Have you ever seen a waterfall with a stream running during the Winter? Its amazing! Ice begins to build up on the falls and you’ll see sections where the water
flows underneath the ice throughout the stream. It really is a beautiful scene.

Having said that, yes you can run the waterfall and stream throughout the Winter, but it depends on these couple factors:

Pump Size (Gallons Per Hour): Here is the major factor in whether or not you can continue to run your waterfall and stream throughout the Winter. Your GPH or gallons per hour must be greater than 2,000 as the water is coming down the waterfall and stream. If this flow is not obtained, then there is a greater possibility the water could freeze, causing ice dams in the stream and pushing the water over and out the side of the stream. If this happened, your water garden would be drained in no time.

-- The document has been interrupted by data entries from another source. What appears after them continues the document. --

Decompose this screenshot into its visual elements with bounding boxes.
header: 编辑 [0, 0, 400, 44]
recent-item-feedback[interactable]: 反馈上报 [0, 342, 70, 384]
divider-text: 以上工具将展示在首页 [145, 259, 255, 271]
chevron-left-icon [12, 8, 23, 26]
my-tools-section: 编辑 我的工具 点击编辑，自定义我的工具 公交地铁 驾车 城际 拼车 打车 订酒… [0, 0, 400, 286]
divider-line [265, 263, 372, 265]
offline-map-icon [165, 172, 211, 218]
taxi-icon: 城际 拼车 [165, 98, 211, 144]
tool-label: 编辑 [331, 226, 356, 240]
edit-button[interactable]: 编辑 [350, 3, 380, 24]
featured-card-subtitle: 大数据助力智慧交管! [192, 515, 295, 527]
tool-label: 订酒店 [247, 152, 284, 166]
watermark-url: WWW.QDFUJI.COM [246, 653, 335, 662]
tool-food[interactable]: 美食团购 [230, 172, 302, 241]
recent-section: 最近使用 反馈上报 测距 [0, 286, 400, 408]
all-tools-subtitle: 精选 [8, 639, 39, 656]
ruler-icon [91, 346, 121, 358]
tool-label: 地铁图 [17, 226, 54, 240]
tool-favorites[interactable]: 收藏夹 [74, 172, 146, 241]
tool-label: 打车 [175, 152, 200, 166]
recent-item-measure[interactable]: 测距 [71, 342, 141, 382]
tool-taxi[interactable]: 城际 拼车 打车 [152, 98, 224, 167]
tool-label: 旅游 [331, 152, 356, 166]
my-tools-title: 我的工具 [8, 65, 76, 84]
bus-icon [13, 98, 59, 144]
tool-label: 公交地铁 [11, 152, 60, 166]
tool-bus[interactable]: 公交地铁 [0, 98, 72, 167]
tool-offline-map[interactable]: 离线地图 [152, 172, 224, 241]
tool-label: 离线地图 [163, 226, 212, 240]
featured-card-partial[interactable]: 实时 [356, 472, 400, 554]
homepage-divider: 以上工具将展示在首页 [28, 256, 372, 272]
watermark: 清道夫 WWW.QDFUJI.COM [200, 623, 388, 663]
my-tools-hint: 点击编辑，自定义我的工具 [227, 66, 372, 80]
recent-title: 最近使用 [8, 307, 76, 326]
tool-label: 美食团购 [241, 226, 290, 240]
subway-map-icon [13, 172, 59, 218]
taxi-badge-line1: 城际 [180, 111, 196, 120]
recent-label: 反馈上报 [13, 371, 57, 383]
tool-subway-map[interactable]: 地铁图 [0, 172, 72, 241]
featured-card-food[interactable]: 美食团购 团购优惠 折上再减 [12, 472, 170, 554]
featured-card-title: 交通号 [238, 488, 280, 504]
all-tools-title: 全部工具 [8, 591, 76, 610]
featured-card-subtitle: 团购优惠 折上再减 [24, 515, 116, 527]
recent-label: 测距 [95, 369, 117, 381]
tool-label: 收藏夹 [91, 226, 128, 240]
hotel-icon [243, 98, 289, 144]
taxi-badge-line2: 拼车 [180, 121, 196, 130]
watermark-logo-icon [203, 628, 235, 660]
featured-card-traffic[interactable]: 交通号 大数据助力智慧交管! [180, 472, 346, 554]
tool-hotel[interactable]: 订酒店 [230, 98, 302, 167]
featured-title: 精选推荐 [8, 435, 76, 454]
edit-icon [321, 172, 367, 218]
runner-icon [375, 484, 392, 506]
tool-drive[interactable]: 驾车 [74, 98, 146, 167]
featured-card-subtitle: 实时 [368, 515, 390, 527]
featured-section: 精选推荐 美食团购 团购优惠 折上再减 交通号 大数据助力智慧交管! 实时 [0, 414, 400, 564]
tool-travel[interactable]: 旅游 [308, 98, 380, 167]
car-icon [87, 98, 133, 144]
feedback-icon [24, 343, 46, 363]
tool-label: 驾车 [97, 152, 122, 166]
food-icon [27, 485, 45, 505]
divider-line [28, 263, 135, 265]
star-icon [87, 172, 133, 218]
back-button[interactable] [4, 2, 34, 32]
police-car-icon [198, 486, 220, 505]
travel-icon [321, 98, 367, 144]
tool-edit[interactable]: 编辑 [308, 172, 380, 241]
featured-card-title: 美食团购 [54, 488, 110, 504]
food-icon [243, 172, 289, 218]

Long Streams Beware: Even if you have 2,000 GPH of water coming down the stream, if the stream is quite long, longer than 10′ or 15′, then it may not be a good idea to run the system throughout the winter. In long streams, there is more opportunity for ice dams to be created and thus draining your water garden. If your stream is longer than 10′ to 15′ and you still want to try and run your system I would advise you to use a little bit more flow than 2,000 GPH and to watch it regularly to make sure these ice dams are not created.

I wish you all the opportunity to enjoy your water garden throughout the Winter. Again, it really is an amazing site.

Getting Your Pond Ready in the Fall for Winter – Pond & Lake Q & A

Picture of a Pond in Fall.

Q: What can I do now to get my pond ready for the Winter? – Linda of Kentucky

A: Get Your Pond Ready for the Winter Months
As our warm summer months come to an end; I receive many questions regarding “pond winterizing”. Winterizing your pond is an important step to ensure a safe and healthy start-up next Spring. Here are a couple easy tips you can use this fall to help you on your way.

1. General Clean Up Tips: Set aside a few hours to do some picking up around your pond. Clean the inlets or outlets of any debris that may have fallen in and rake out sticks or brush that may have fallen into the pond. If debris are left in the pond to decompose, they will contribute to the build up of nutrients and muck. Adding Pond-Clear 2 in 1 Natural Bacteria with Pond Dye is a great way to help to reduce the nutrient load and muck levels in the pond as well as shading your pond a beautiful blue color. Keep applying Pond Clear until the water temperature drop below 50 degrees Fahrenheit.

2. A Final Pond Treatment: Treat any remaining algae or pondweeds using Algae Defense or PondWeed Defense respectively one more time before winter. This
will make for a much cleaner pond in the Spring. You will also want to use these last few months to get a handle on emergent weeds such as cattails, lilies or grasses; Avocet and Cide-Kick are perfect for this. When vegetation naturally dies off under the icecap – oxygen is depleted from the water column and remember that this will only contribute to a winter fish kill.

Just doing these basic tips will help ensure a cleaner, healthier pond in the Spring.